In its consultation paper of December 2015, TRAI had sought public responses on the issue of service providers charging users differential rates to access different content on the Internet. If permitted, this would allow service providers to offer different tariff packages for users accessing different types of content; so notionally, a service provider could charge more for accessing ‘x’ website than ‘y’ website.

The issue raised by TRAI was a fairly interesting one – you have various content and service providers who are coming together to provide subsidized access to certain specific content. Such practices, on the face of it, permit poorer people to access a certain limited range of content at low costs. However, such platforms cause tremendous damage to the Internet economy itself — largely by enabling the perpetuation of monopolies in the Internet space (and the associated problems — ranging from privacy concerns to issues of plurality of media). Further, such platforms affect the basic architecture of the Internet by casting service providers in the role of gatekeepers to the Internet.

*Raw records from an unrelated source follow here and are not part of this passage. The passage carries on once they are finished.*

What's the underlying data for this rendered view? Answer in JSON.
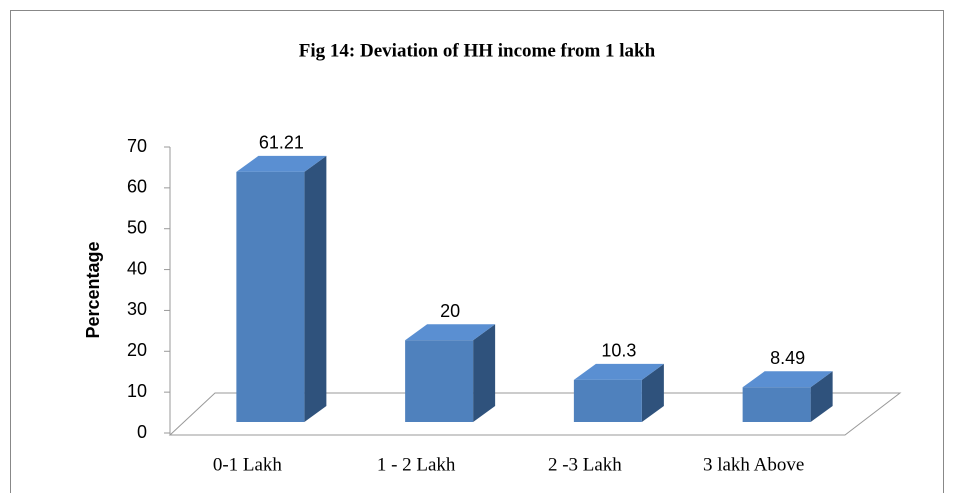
{
  "chart_data": {
    "type": "bar3d",
    "title": "Fig 14: Deviation of HH income from 1 lakh",
    "y_label": "Percentage",
    "categories": [
      "0-1 Lakh",
      "1 - 2 Lakh",
      "2 -3 Lakh",
      "3 lakh Above"
    ],
    "values": [
      61.21,
      20,
      10.3,
      8.49
    ],
    "color": "#4f81bd",
    "ylim": [
      0,
      70
    ],
    "yticks": [
      0,
      10,
      20,
      30,
      40,
      50,
      60,
      70
    ],
    "grid": false
  }
}
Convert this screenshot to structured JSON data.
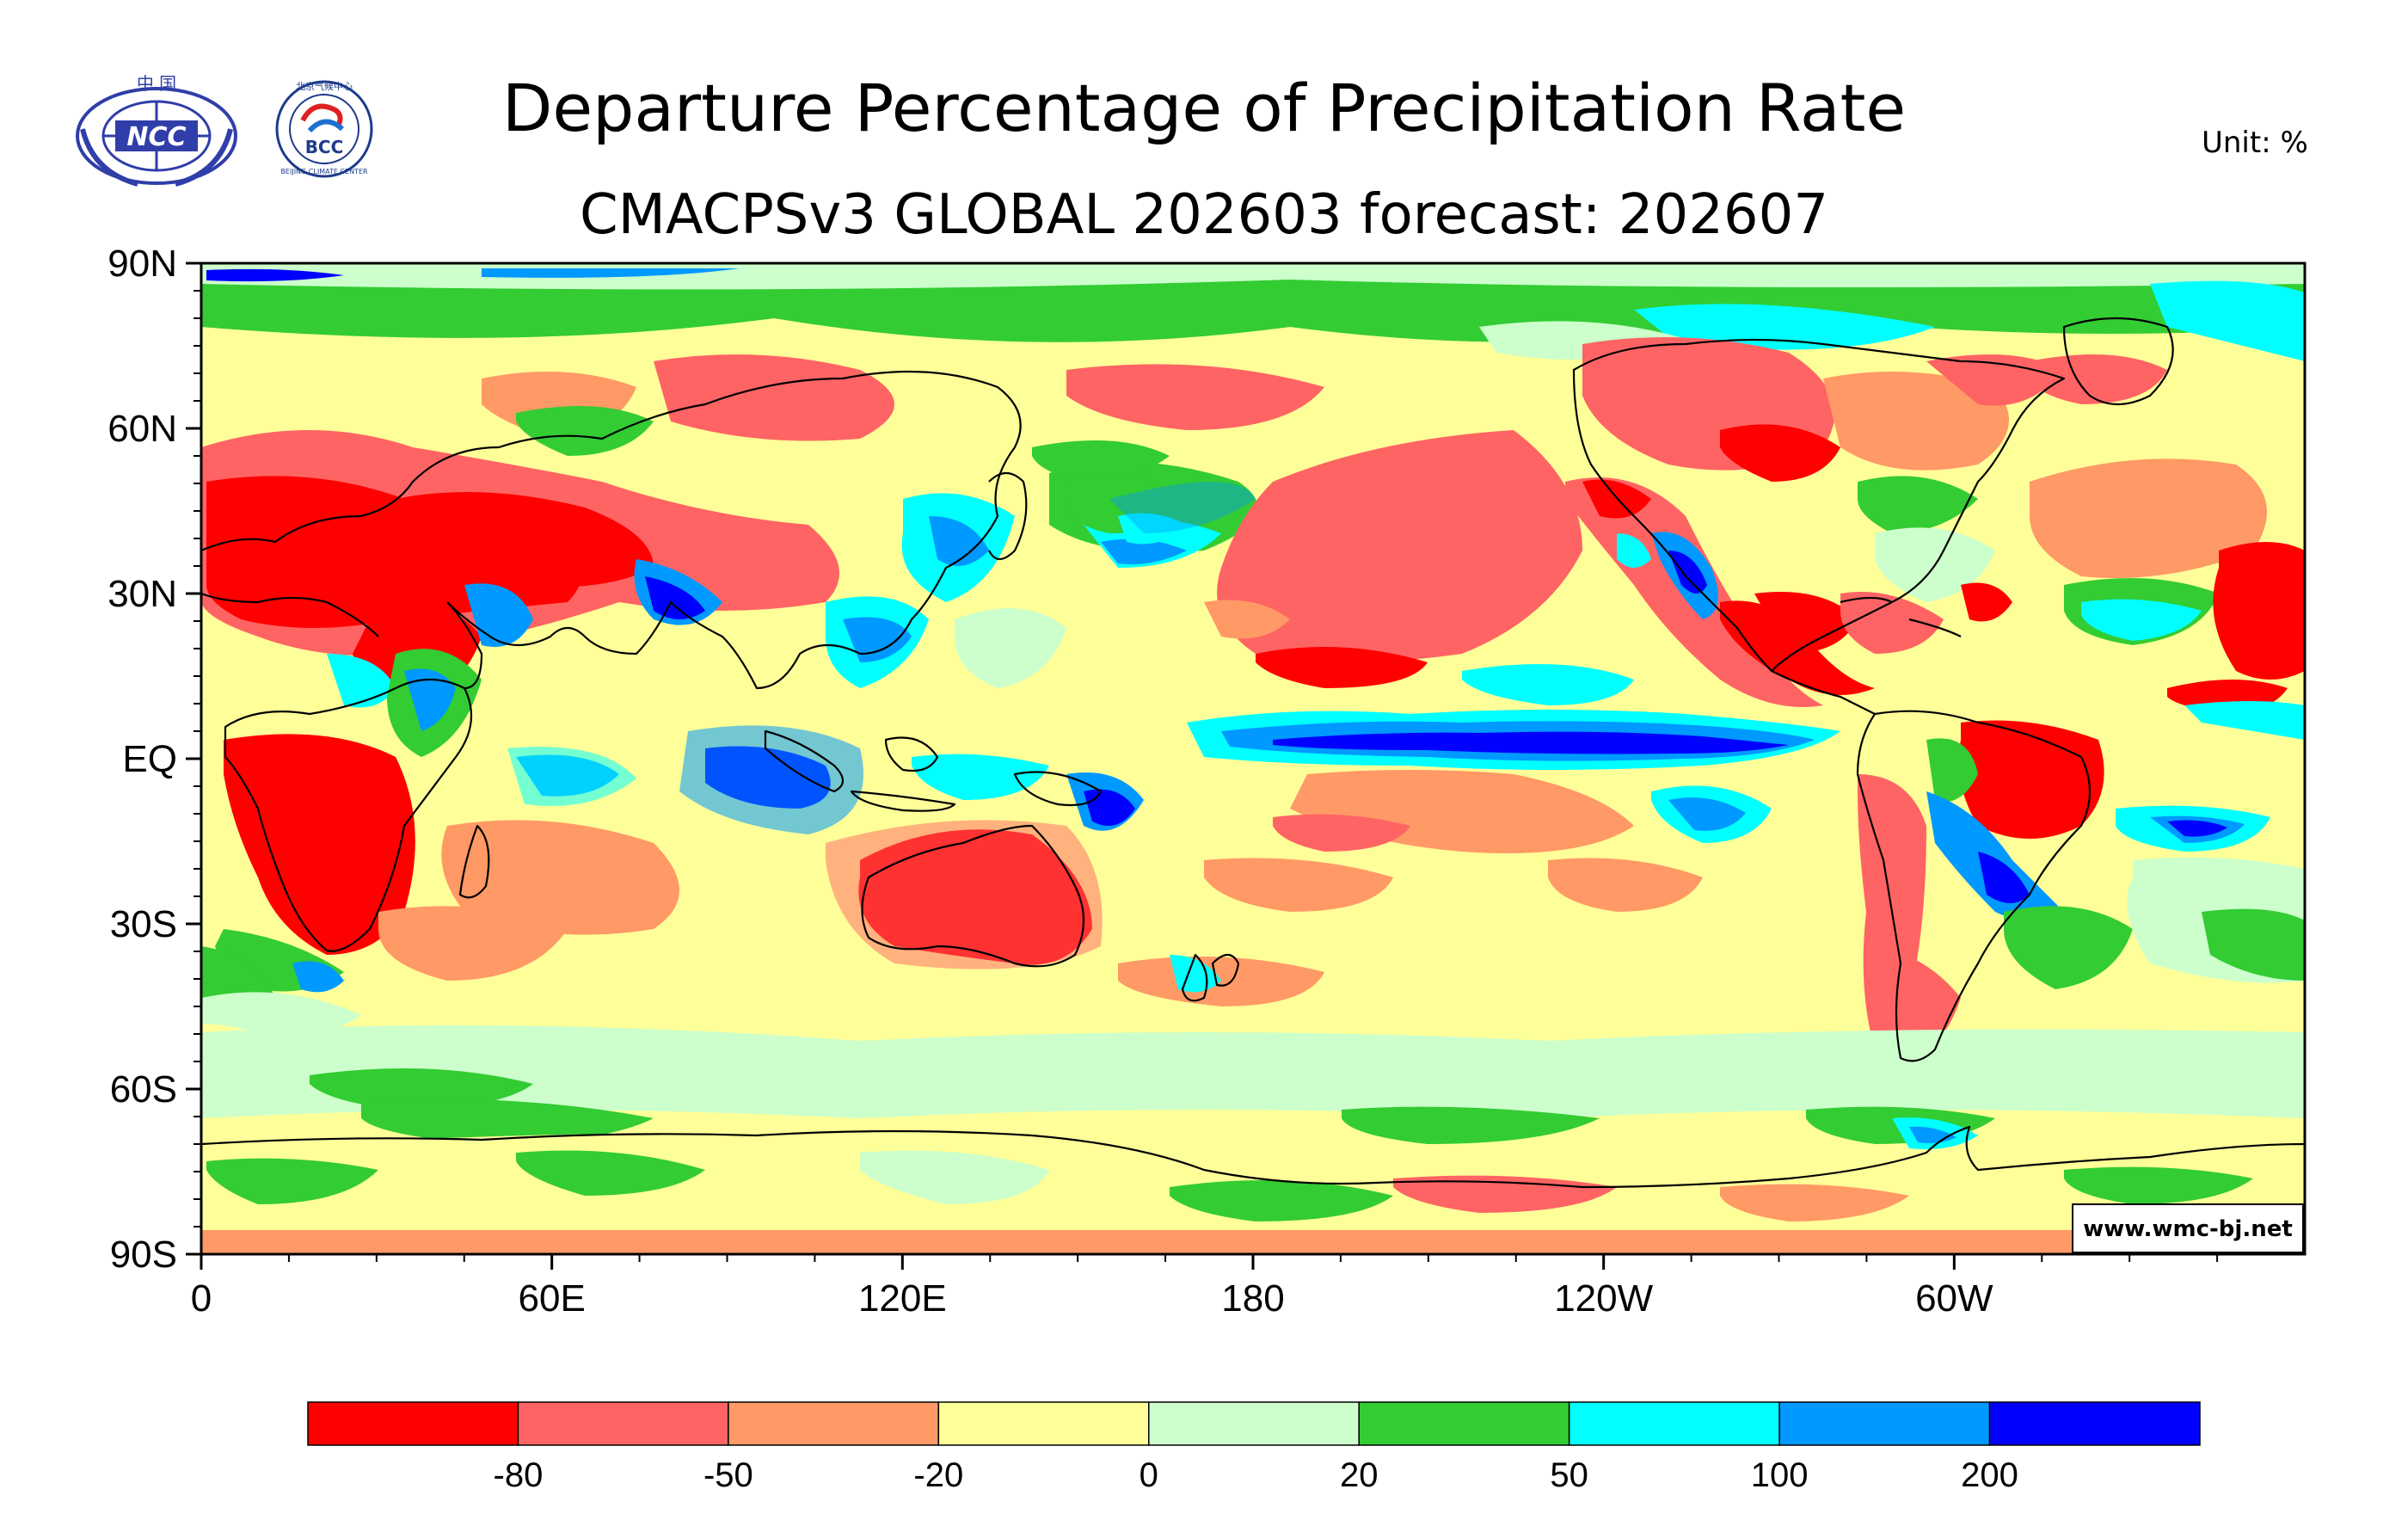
{
  "header": {
    "title": "Departure Percentage of Precipitation Rate",
    "subtitle": "CMACPSv3 GLOBAL 202603 forecast: 202607",
    "unit": "Unit:  %"
  },
  "logos": {
    "ncc": {
      "top_text": "中  国",
      "emblem_text": "NCC"
    },
    "bcc": {
      "top_text": "北京气候中心",
      "emblem_text": "BCC",
      "ring_text": "BEIJING CLIMATE CENTER"
    }
  },
  "map": {
    "lat_labels": [
      "90N",
      "60N",
      "30N",
      "EQ",
      "30S",
      "60S",
      "90S"
    ],
    "lon_labels": [
      "0",
      "60E",
      "120E",
      "180",
      "120W",
      "60W"
    ],
    "watermark": "www.wmc-bj.net"
  },
  "legend": {
    "colors": [
      "#ff0000",
      "#ff6464",
      "#ff9966",
      "#ffff99",
      "#ccffcc",
      "#33cc33",
      "#00ffff",
      "#0099ff",
      "#0000ff"
    ],
    "tick_labels": [
      "-80",
      "-50",
      "-20",
      "0",
      "20",
      "50",
      "100",
      "200"
    ]
  }
}
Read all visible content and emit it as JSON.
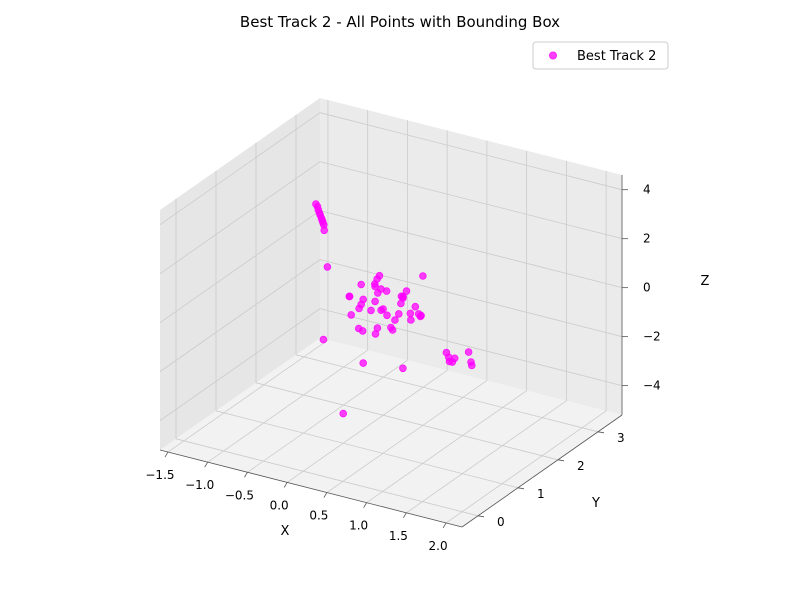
{
  "chart_data": {
    "type": "scatter",
    "projection": "3d",
    "title": "Best Track 2 - All Points with Bounding Box",
    "xlabel": "X",
    "ylabel": "Y",
    "zlabel": "Z",
    "xlim": [
      -1.6,
      2.2
    ],
    "ylim": [
      -0.4,
      3.6
    ],
    "zlim": [
      -5.2,
      4.6
    ],
    "x_ticks": [
      "−1.5",
      "−1.0",
      "−0.5",
      "0.0",
      "0.5",
      "1.0",
      "1.5",
      "2.0"
    ],
    "x_tick_values": [
      -1.5,
      -1.0,
      -0.5,
      0.0,
      0.5,
      1.0,
      1.5,
      2.0
    ],
    "y_ticks": [
      "0",
      "1",
      "2",
      "3"
    ],
    "y_tick_values": [
      0,
      1,
      2,
      3
    ],
    "z_ticks": [
      "−4",
      "−2",
      "0",
      "2",
      "4"
    ],
    "z_tick_values": [
      -4,
      -2,
      0,
      2,
      4
    ],
    "grid": true,
    "legend_position": "top-right",
    "series": [
      {
        "name": "Best Track 2",
        "color": "#ff00ff",
        "points": [
          [
            -1.45,
            3.2,
            0.85
          ],
          [
            -1.42,
            3.18,
            0.8
          ],
          [
            -1.4,
            3.16,
            0.7
          ],
          [
            -1.38,
            3.15,
            0.6
          ],
          [
            -1.36,
            3.13,
            0.55
          ],
          [
            -1.34,
            3.12,
            0.45
          ],
          [
            -1.32,
            3.1,
            0.4
          ],
          [
            -1.3,
            3.08,
            0.35
          ],
          [
            -1.28,
            3.06,
            0.3
          ],
          [
            -1.27,
            3.05,
            0.1
          ],
          [
            1.5,
            0.6,
            0.2
          ],
          [
            1.52,
            0.62,
            0.0
          ],
          [
            1.55,
            0.58,
            -0.1
          ],
          [
            1.6,
            0.55,
            -0.05
          ],
          [
            1.62,
            0.57,
            0.1
          ],
          [
            1.78,
            0.6,
            0.45
          ],
          [
            1.82,
            0.58,
            0.1
          ],
          [
            1.84,
            0.56,
            0.0
          ],
          [
            0.0,
            1.5,
            0.1
          ],
          [
            0.1,
            1.6,
            0.6
          ],
          [
            0.2,
            1.4,
            0.3
          ],
          [
            -0.05,
            1.55,
            -0.2
          ],
          [
            0.05,
            1.3,
            0.0
          ],
          [
            0.15,
            1.7,
            -0.4
          ],
          [
            0.3,
            1.5,
            -0.3
          ],
          [
            0.25,
            1.2,
            0.2
          ],
          [
            -0.1,
            1.4,
            -0.5
          ],
          [
            0.35,
            1.8,
            0.1
          ],
          [
            0.4,
            1.4,
            -0.6
          ],
          [
            0.12,
            1.25,
            -0.8
          ],
          [
            0.22,
            1.65,
            0.45
          ],
          [
            -0.15,
            1.75,
            0.3
          ],
          [
            0.45,
            1.55,
            0.25
          ],
          [
            0.5,
            1.3,
            -0.1
          ],
          [
            0.05,
            1.85,
            -0.7
          ],
          [
            0.28,
            1.9,
            0.0
          ],
          [
            0.38,
            1.1,
            -0.3
          ],
          [
            -0.02,
            1.2,
            0.55
          ],
          [
            0.18,
            1.45,
            -1.1
          ],
          [
            0.32,
            1.6,
            -1.0
          ],
          [
            0.08,
            1.75,
            0.85
          ],
          [
            0.42,
            1.75,
            0.5
          ],
          [
            0.55,
            1.6,
            -0.4
          ],
          [
            -0.2,
            1.55,
            0.0
          ],
          [
            0.6,
            1.2,
            0.35
          ],
          [
            0.62,
            1.45,
            0.1
          ],
          [
            0.02,
            1.35,
            -0.9
          ],
          [
            0.26,
            1.35,
            0.75
          ],
          [
            0.48,
            1.85,
            -0.2
          ],
          [
            -0.08,
            1.95,
            0.15
          ],
          [
            0.2,
            2.1,
            -0.3
          ],
          [
            0.35,
            1.25,
            1.1
          ],
          [
            0.72,
            1.5,
            0.0
          ],
          [
            0.78,
            1.4,
            0.2
          ],
          [
            0.8,
            1.3,
            0.4
          ],
          [
            0.5,
            2.0,
            0.9
          ],
          [
            0.15,
            1.55,
            1.0
          ],
          [
            -0.5,
            1.6,
            0.9
          ],
          [
            -0.45,
            1.4,
            -1.8
          ],
          [
            0.0,
            1.5,
            -2.5
          ],
          [
            0.5,
            1.5,
            -2.3
          ],
          [
            -0.1,
            1.2,
            -4.3
          ]
        ]
      }
    ]
  }
}
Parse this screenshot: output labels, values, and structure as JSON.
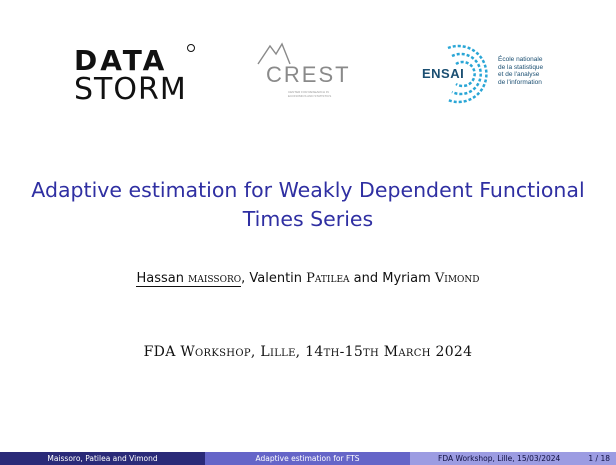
{
  "logos": {
    "datastorm": {
      "line1": "DATA",
      "line2": "STORM"
    },
    "crest": {
      "word": "CREST",
      "subtitle": "CENTER FOR RESEARCH IN ECONOMICS AND STATISTICS"
    },
    "ensai": {
      "word": "ENSAI",
      "text": "École nationale\nde la statistique\net de l'analyse\nde l'information"
    }
  },
  "title": "Adaptive estimation for Weakly Dependent Functional Times Series",
  "authors": {
    "first_given": "Hassan",
    "first_family": "maissoro",
    "separator1": ", Valentin ",
    "second_family": "Patilea",
    "separator2": " and Myriam ",
    "third_family": "Vimond"
  },
  "event": "FDA Workshop, Lille, 14th-15th March 2024",
  "footer": {
    "authors": "Maissoro, Patilea and Vimond",
    "short_title": "Adaptive estimation for FTS",
    "event": "FDA Workshop, Lille, 15/03/2024",
    "page": "1 / 18"
  },
  "colors": {
    "title": "#2f2fa2",
    "footer_dark": "#2a2a78",
    "footer_mid": "#6565c8",
    "footer_light": "#9c9ce2",
    "ensai": "#1b4f72"
  }
}
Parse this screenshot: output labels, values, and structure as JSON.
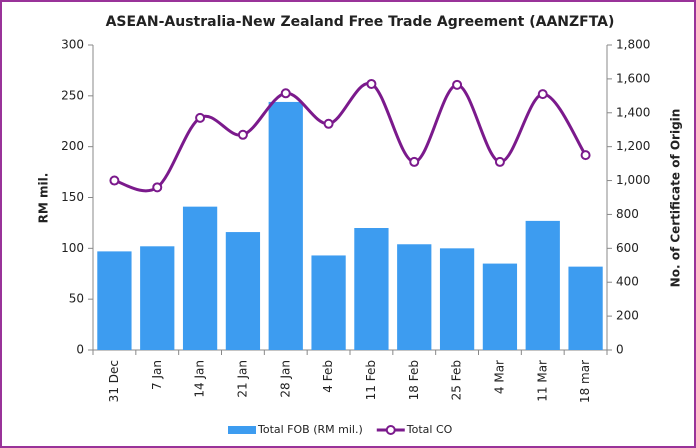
{
  "chart_data": {
    "type": "bar-line",
    "title": "ASEAN-Australia-New Zealand Free Trade Agreement (AANZFTA)",
    "y_label": "RM mil.",
    "y2_label": "No. of Certificate of Origin",
    "categories": [
      "31 Dec",
      "7 Jan",
      "14 Jan",
      "21 Jan",
      "28 Jan",
      "4 Feb",
      "11 Feb",
      "18 Feb",
      "25 Feb",
      "4 Mar",
      "11 Mar",
      "18 mar"
    ],
    "series": [
      {
        "name": "Total FOB (RM mil.)",
        "type": "bar",
        "color": "#3d9cf0",
        "values": [
          97,
          102,
          141,
          116,
          244,
          93,
          120,
          104,
          100,
          85,
          127,
          82
        ]
      },
      {
        "name": "Total CO",
        "type": "line",
        "axis": "y2",
        "color": "#7b1a8c",
        "values": [
          1000,
          960,
          1370,
          1270,
          1515,
          1335,
          1570,
          1110,
          1565,
          1110,
          1510,
          1150
        ]
      }
    ],
    "ylim": [
      0,
      300
    ],
    "yticks": [
      0,
      50,
      100,
      150,
      200,
      250,
      300
    ],
    "y2lim": [
      0,
      1800
    ],
    "y2ticks": [
      0,
      200,
      400,
      600,
      800,
      {
        "value": 1000,
        "label": "1,000"
      },
      {
        "value": 1200,
        "label": "1,200"
      },
      {
        "value": 1400,
        "label": "1,400"
      },
      {
        "value": 1600,
        "label": "1,600"
      },
      {
        "value": 1800,
        "label": "1,800"
      }
    ],
    "legend": "bottom"
  }
}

It must be kept in mind also that every user on the Internet can also be a content creator. Permitting differential pricing would significantly limit the uses to which we could put the Internet — including that small content providers could be completely cut of from their viewing public.

Generally speaking, on the Internet all content is equally accessible. Permitting differential pricing by service provider would essentially turn this resource into a cable TV service. This would mean that you as a consumer would have to subscribe to specific content services or channel bouquets. On the other hand, every content provider will have to negotiate individually with a platform or a telecom operator in order to gain access to the viewing public. This obviously creates multiple barriers to accessing the Internet.

While differential pricing of services is a legitimate market practice – used across numerous industries – the question in this instance was is whether it is fair (or indeed possible) to segregate users based on the content or type of content being accessed or viewed. TRAI has very clearly held that differentiating between types of content on the Internet and charging accordingly is neither desirable nor feasible due to the numerous deleterious effects this could have on the Internet economy as well as the basic architecture of the Internet itself.

Given the reasoned order passed by TRAI — which accepts that protection of net neutrality principles are essential to protect the Internet as a public resource — the onus is now on the Government of India to put in place appropriate high level principles through statute or other equally efficacious means to ensure that the Internet is truly protected as a commons – to be utilized for the benefit of all of India.